TUESDAY, May 23, 2023 (HealthDay News) — The economic burden of health disparities in the United States is very high, according to a study published in the May 16 issue of the Journal of the American Medical Association.
Thomas A. LaVeist, Ph.D., from the Tulane University School of Public Health and Tropical Medicine in New Orleans, and colleagues estimated the economic burden of health inequities for racial and ethnic minority populations and adults aged 25 years and older with less than a four-year college degree in the United States.

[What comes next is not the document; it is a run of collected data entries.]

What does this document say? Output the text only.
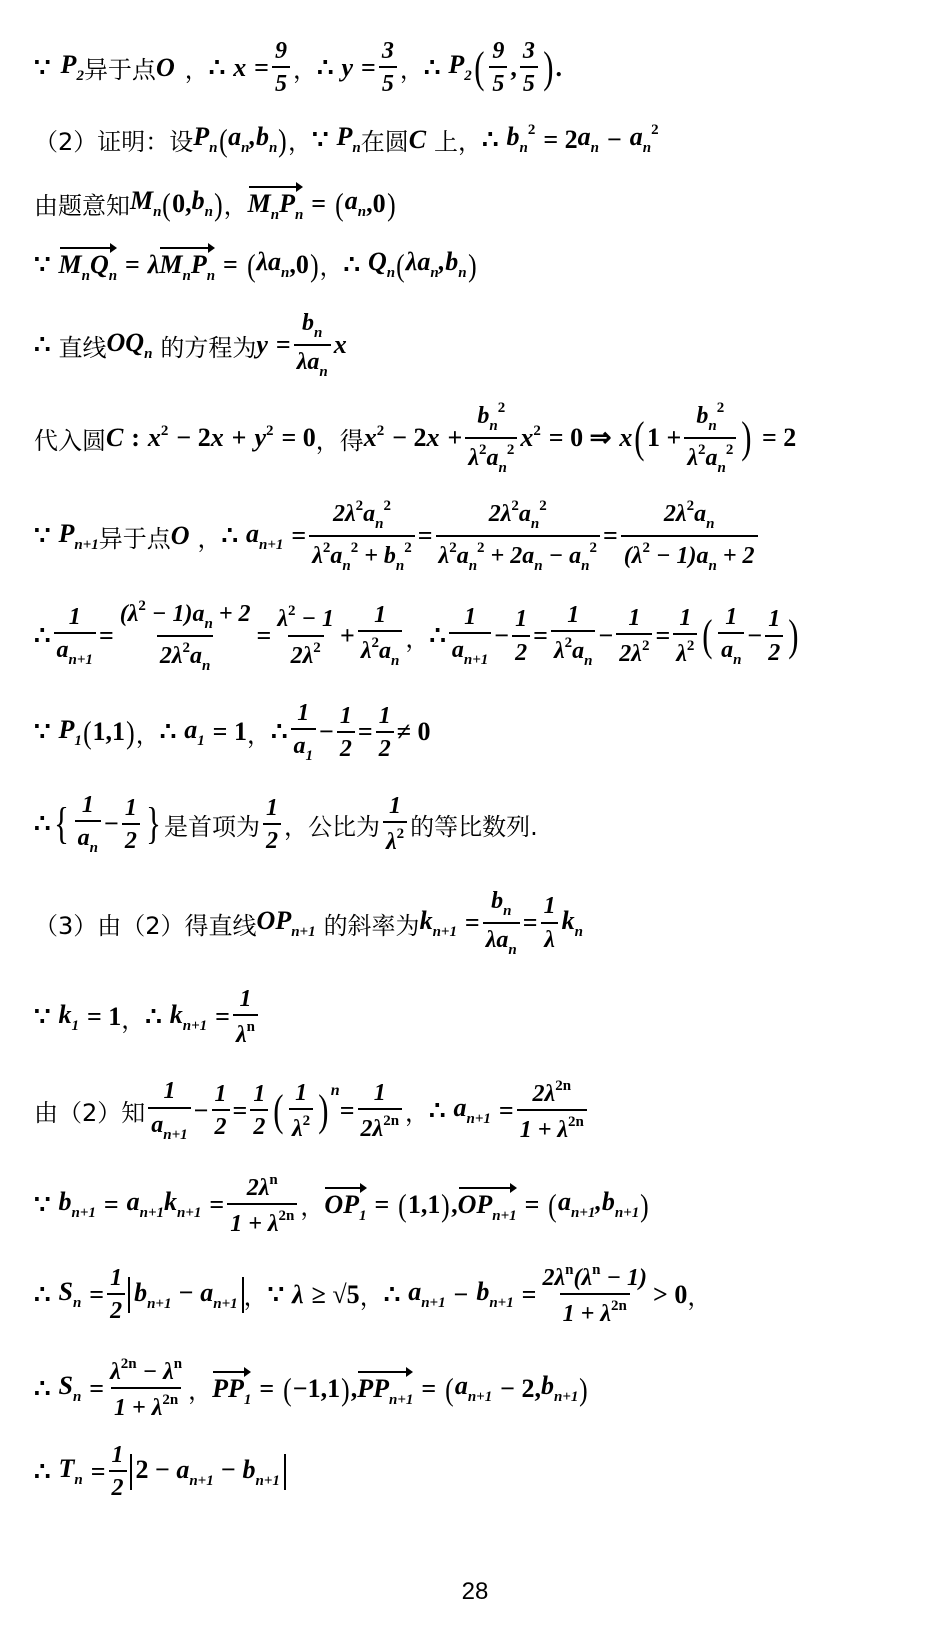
∵ $P_2$ 异于点 O ， ∴
x
= $\frac{9}{5}$ ， ∴
y
= $\frac{3}{5}$ ， ∴
$P_2$ ( $\frac{9}{5}$ , $\frac{3}{5}$ ) .
（2）证明：设 $P_n$ ( $a_n,b_n$ ) ， ∵
$P_n$ 在圆 C
上， ∴
$b_n^2$
= 2 $a_n$
−
$a_n^2$
由题意知 $M_n$ ( 0, $b_n$ ) ， $M_nP_n$
=
( $a_n$ ,0 )
∵
$M_nQ_n$
=
λ $M_nP_n$
=
( $\lambda a_n$ ,0 ) ， ∴
$Q_n$ ( $\lambda a_n,b_n$ )
∴
直线 $OQ_n$
的方程为 y
= $\frac{b_n}{\lambda a_n}$ x
代入圆 C
:
$x^2$
− 2 x
+
$y^2$
= 0 ，得 $x^2$
− 2 x
+ $\frac{b_n^2}{\lambda^2a_n^2} x^2$
= 0 ⇒
x ( $1 + \frac{b_n^2}{\lambda^2a_n^2}$ )
= 2
∵
$P_{n+1}$ 异于点 O
， ∴
$a_{n+1}$
= $\frac{2\lambda^2a_n^2}{\lambda^2a_n^2 + b_n^2} = \frac{2\lambda^2a_n^2}{\lambda^2a_n^2 + 2a_n - a_n^2} = \frac{2\lambda^2a_n}{(\lambda^2 - 1)a_n + 2}$
∴ $\frac{1}{a_{n+1}} = \frac{(\lambda^2 - 1)a_n + 2}{2\lambda^2a_n} = \frac{\lambda^2 - 1}{2\lambda^2} + \frac{1}{\lambda^2a_n}$ ， ∴ $\frac{1}{a_{n+1}} - \frac{1}{2} = \frac{1}{\lambda^2a_n} - \frac{1}{2\lambda^2} = \frac{1}{\lambda^2}$ ( $\frac{1}{a_n} - \frac{1}{2}$ )
∵
$P_1$ ( 1,1 ) ， ∴
$a_1$
= 1 ， ∴ $\frac{1}{a_1} - \frac{1}{2} = \frac{1}{2} \ne 0$
∴ { $\frac{1}{a_n} - \frac{1}{2}$ } 是首项为 $\frac{1}{2}$ ，公比为 $\frac{1}{\lambda^2}$ 的等比数列.
（3）由（2）得直线 $OP_{n+1}$
的斜率为 $k_{n+1}$
= $\frac{b_n}{\lambda a_n} = \frac{1}{\lambda} k_n$
∵
$k_1$
= 1 ， ∴
$k_{n+1}$
= $\frac{1}{\lambda^n}$
由（2）知 $\frac{1}{a_{n+1}} - \frac{1}{2} = \frac{1}{2}$ ( $\frac{1}{\lambda^2}$ ) n
= $\frac{1}{2\lambda^{2n}}$ ， ∴
$a_{n+1}$
= $\frac{2\lambda^{2n}}{1 + \lambda^{2n}}$
∵
$b_{n+1}$
=
$a_{n+1}k_{n+1}$
= $\frac{2\lambda^n}{1 + \lambda^{2n}}$ ， $OP_1$
=
( 1,1 ) , $OP_{n+1}$
=
( $a_{n+1},b_{n+1}$ )
∴
$S_n$
= $\frac{1}{2} b_{n+1} - a_{n+1}$ ， ∵
λ
≥ √5 ， ∴
$a_{n+1}$
−
$b_{n+1}$
= $\frac{2\lambda^n(\lambda^n - 1)}{1 + \lambda^{2n}} > 0$ ，
∴
$S_n$
= $\frac{\lambda^{2n} - \lambda^n}{1 + \lambda^{2n}}$ ， $PP_1$
=
( −1,1 ) , $PP_{n+1}$
=
( $a_{n+1}$
− 2, $b_{n+1}$ )
∴
$T_n$
= $\frac{1}{2} 2 - a_{n+1} - b_{n+1}$
28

The researchers found that the estimated economic burden of racial and ethnic health inequities in 2018 was $421 billion using the Medical Expenditure Panel Survey (MEPS) and $451 billion using state-level Behavioral Risk Factor Surveillance System (BRFSS) data; the estimated burden of education-related health inequities was $940 billion or $978 billion using MEPS or BRFSS, respectively. The poor health of the Black population accounted for most of the economic burden; however, the burden attributable to American Indian or Alaska Native and Native Hawaiian or Other Pacific Islander populations was disproportionately large relative to their share in the population. Adults with a high school diploma or General Educational Development equivalency credential incurred most of the education-related economic burden. A disproportionate share of the burden was accounted for by adults with less than a high school diploma, bearing 26 percent of the costs despite making up only 9 percent of the population.
“Health inequality represents not just unfair and unequal health outcomes, but it also has a significant financial cost,” LaVeist said in a statement. “While it surely will cost to address health inequities, there are also substantial costs associated with not addressing them.”
Several authors disclosed ties to the Blue Cross Blue Shield Foundation of Massachusetts.